The Inaccessible Alps
Mountain Jubilee. By Arnold Lunn. (Eyre and Spottiswoode. 15s.)
READERS with an interest in ski-racing, in the backwash of inter- national affairs and in Mr. Arnold Lunn will find this book an apt and often witty illustration of the metaphysical doctrine that nothing can ever be completely separated from anything else. "I have visited twenty-five countries and travelled eighty thousand miles since Hitler invaded Poland," says Mr. Lunn ; and this background makes itself felt whether Mr. Lunn is writing of his own first steps in mountaineering or of the development of British ski- racing. On the whole the history of the Ski Club of Great Britain, the Kandahar races_and the World Championships of the F.I.S. may be said to predominate in this book, and readers who dislike the matey atmosphere of ski-racing and the proprietary tone with which ski-racers talk of the cow-pasture over which they race may find some stretches of the book extremely tiresome. But they will be consoled (on page 259) by King Albert's remark at Murren: "I do not find that my particular style of ski-ing demands any great speed."

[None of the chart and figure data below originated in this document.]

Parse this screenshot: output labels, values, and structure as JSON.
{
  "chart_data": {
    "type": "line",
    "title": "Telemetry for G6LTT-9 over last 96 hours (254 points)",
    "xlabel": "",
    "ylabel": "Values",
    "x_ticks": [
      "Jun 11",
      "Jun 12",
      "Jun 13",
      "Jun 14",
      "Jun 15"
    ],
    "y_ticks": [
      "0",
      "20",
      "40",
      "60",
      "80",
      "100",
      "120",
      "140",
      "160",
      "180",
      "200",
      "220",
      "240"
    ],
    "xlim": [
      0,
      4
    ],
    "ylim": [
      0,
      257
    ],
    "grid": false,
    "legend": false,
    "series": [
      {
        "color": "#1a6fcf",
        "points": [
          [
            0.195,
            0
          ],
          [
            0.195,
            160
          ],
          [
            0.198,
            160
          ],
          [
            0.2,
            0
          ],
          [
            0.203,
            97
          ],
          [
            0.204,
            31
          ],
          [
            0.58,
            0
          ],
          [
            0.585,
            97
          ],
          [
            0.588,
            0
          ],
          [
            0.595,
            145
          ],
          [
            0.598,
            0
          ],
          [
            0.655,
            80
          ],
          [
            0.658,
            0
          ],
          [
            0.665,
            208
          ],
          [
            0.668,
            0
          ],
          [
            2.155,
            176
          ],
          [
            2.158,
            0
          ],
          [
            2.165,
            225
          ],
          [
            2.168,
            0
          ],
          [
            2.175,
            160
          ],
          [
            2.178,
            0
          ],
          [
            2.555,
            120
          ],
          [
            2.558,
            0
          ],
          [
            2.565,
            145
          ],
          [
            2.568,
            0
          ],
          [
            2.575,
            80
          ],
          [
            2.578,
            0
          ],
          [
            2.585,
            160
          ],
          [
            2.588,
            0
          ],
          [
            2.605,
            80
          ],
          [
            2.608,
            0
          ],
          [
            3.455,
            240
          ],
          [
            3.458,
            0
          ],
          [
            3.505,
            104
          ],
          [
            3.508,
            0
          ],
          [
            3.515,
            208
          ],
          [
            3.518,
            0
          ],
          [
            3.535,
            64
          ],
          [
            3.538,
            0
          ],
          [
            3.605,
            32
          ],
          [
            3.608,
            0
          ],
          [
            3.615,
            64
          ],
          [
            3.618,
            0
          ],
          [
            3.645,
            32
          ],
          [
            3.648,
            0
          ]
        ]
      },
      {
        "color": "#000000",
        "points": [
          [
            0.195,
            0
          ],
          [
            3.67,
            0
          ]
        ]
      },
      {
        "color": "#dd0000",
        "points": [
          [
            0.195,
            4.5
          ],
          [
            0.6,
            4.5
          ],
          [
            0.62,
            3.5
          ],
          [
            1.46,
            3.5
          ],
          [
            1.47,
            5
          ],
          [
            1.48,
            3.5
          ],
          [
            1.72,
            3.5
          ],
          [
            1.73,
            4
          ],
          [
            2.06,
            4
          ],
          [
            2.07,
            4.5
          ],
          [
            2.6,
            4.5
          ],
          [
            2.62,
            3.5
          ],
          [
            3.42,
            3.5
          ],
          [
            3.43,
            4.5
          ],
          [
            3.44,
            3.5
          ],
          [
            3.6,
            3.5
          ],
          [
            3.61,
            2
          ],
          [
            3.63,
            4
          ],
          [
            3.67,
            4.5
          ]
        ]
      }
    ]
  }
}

There are good chapters in this book ; for example, an account of an ascent of the Grand Combin in bad weather, and a review of Frank Smythe's book on Whymper' in the course of which Mr. Lunn presents a penetrating study of that unattractive yet fascinating character: " Whymper used to lecture for me," said Mr. Lunn's father. "He was quite a success with the French Church Touring Guild. Of course, he wasn't always at his best, and on one occasion he was very definitely at his worst." But here the reviewer is falling into a trap. Mr. Lunn's asides and incidental anecdotes are entertaining and provocative, and often they turn attention away from the more solid merits of his writing : his common sense, his realism, his recognition of the nature and limitations of his own enthusiasms. And Mr. Lunn is right in claiming that in one way his book is likely to be unique: it expresses the nostalgia, the queer sense of isolation which all of us' who love Europe have felt in these past four years. Even when Mr. Lunn writes of the Andes (and he gives us some very vivid and attractive descriptions of their scenery) he thinks in terms of Grindelwald and Murren, and more than half the illustrations (which are excellent) are Alpine.
But nevertheless it is the incidental dicta that are likely to stick in one's memory : "An author who hopes for a reading public which will study every word he writes with the utmost solicitude might do worse than specialise in the writing of Climbers' Guides," or the Spanish priest in Peru who said: "I can shut my eyes and think of a bridge five times bigger than Brooklyn, but I cannot shut my eyes and think of a painting five times more beautiful than a masterpiece by Velasquez or Murillo." Or the description of the
moment, coming down the Grand Combin in a snowstorm, when, through persistence and good Judgement, the party strikes exactly the right point : "There is a world of difference between faith and sight. Heaven, I suspect, is full of newcomers delightedly prodding the cherubim in the ribs and of Popes murmuring with happy
surprise, 'I .always said I was infallible?" MICHAEL ROBERTS.